Well, everything. Many of us can never know what soldiers go through in the battlefield. The “enemy” to a typical soldier is a mere abstraction, more a target to kill than the human being it usually is. It is the same whatever end of a gun barrel one might happen to be situated. When you are behind it, finger twitching on the trigger, the other guy is a kill that must happen. When you are on the other end being shot at, the other guy is a bogey that you desperately also need to kill. If your man on the ground is in the habit of launching into existential debates in his head everytime he is faced with a kill-or-be-killed situation, well, you really wouldn’t want that sort of soldier in your team. And that is why that kind of mental habit is systematically beaten out of the average cadet in basic training.
In short, soldiers are trained to kill on orders.
Make no illiusions about what military training is all about. It is all geared towards training killers and getting them to work well amongst fellow trained killers to form a collective that works cohesively to crush the enemy. So there is really no mystery behind why Filipino soldiers continue to admire Palparan and why their gentrified “officers” are under pressure to order them to keep that sentiment to themselves — because civilians will never understand what soldiers go through.
People will balk at that simple but confronting truth. Soldiers, the average emo civilian will insist, are “defenders”. Of course they are.
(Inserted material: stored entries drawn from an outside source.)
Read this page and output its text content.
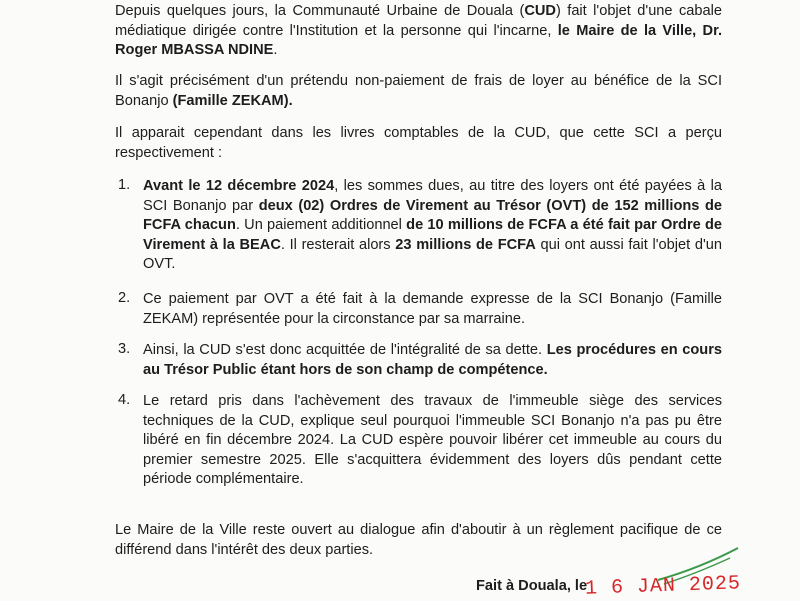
Depuis quelques jours, la Communauté Urbaine de Douala (CUD) fait l'objet d'une cabale médiatique dirigée contre l'Institution et la personne qui l'incarne, le Maire de la Ville, Dr. Roger MBASSA NDINE.

Il s'agit précisément d'un prétendu non-paiement de frais de loyer au bénéfice de la SCI Bonanjo (Famille ZEKAM).

Il apparait cependant dans les livres comptables de la CUD, que cette SCI a perçu respectivement :

1. Avant le 12 décembre 2024, les sommes dues, au titre des loyers ont été payées à la SCI Bonanjo par deux (02) Ordres de Virement au Trésor (OVT) de 152 millions de FCFA chacun. Un paiement additionnel de 10 millions de FCFA a été fait par Ordre de Virement à la BEAC. Il resterait alors 23 millions de FCFA qui ont aussi fait l'objet d'un OVT.

2. Ce paiement par OVT a été fait à la demande expresse de la SCI Bonanjo (Famille ZEKAM) représentée pour la circonstance par sa marraine.

3. Ainsi, la CUD s'est donc acquittée de l'intégralité de sa dette. Les procédures en cours au Trésor Public étant hors de son champ de compétence.

4. Le retard pris dans l'achèvement des travaux de l'immeuble siège des services techniques de la CUD, explique seul pourquoi l'immeuble SCI Bonanjo n'a pas pu être libéré en fin décembre 2024. La CUD espère pouvoir libérer cet immeuble au cours du premier semestre 2025. Elle s'acquittera évidemment des loyers dûs pendant cette période complémentaire.

Le Maire de la Ville reste ouvert au dialogue afin d'aboutir à un règlement pacifique de ce différend dans l'intérêt des deux parties.

Fait à Douala, le
1 6 JAN 2025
Japan’s Imperial Army is now known as its “Defense Force” precisely to pander to that sentiment. But that doesn’t change what its soldiers are. And by no means should that sort of peace time sentiment change the Filipino soldier either. Because to be able to defend a territory and keep its citizens happily tapping on their iPads while sipping their lattes at the local Starbucks, there are enemies to kill.
If you find yourself in a dark street corner with a shadowy figure coming at you with a knife, you’d ideally want a big black shiny attack dog on your side — not a yip-yip lap dog. You’d want that shadowy figure sprawled on the ground with that dog’s jaws clamped around his neck first before you come around to the task of figuring out who he was and what he planned to do to you.
Jovito Palparan was that attack dog. Did he take his mission to crush Filipino communists seriously? By all accounts he did. Did the means with which he sought to fulfill that mission justify that end? That is what is debatable today. What position you take in that debate will, of course, depend on what side of the kill equation you happen to be in.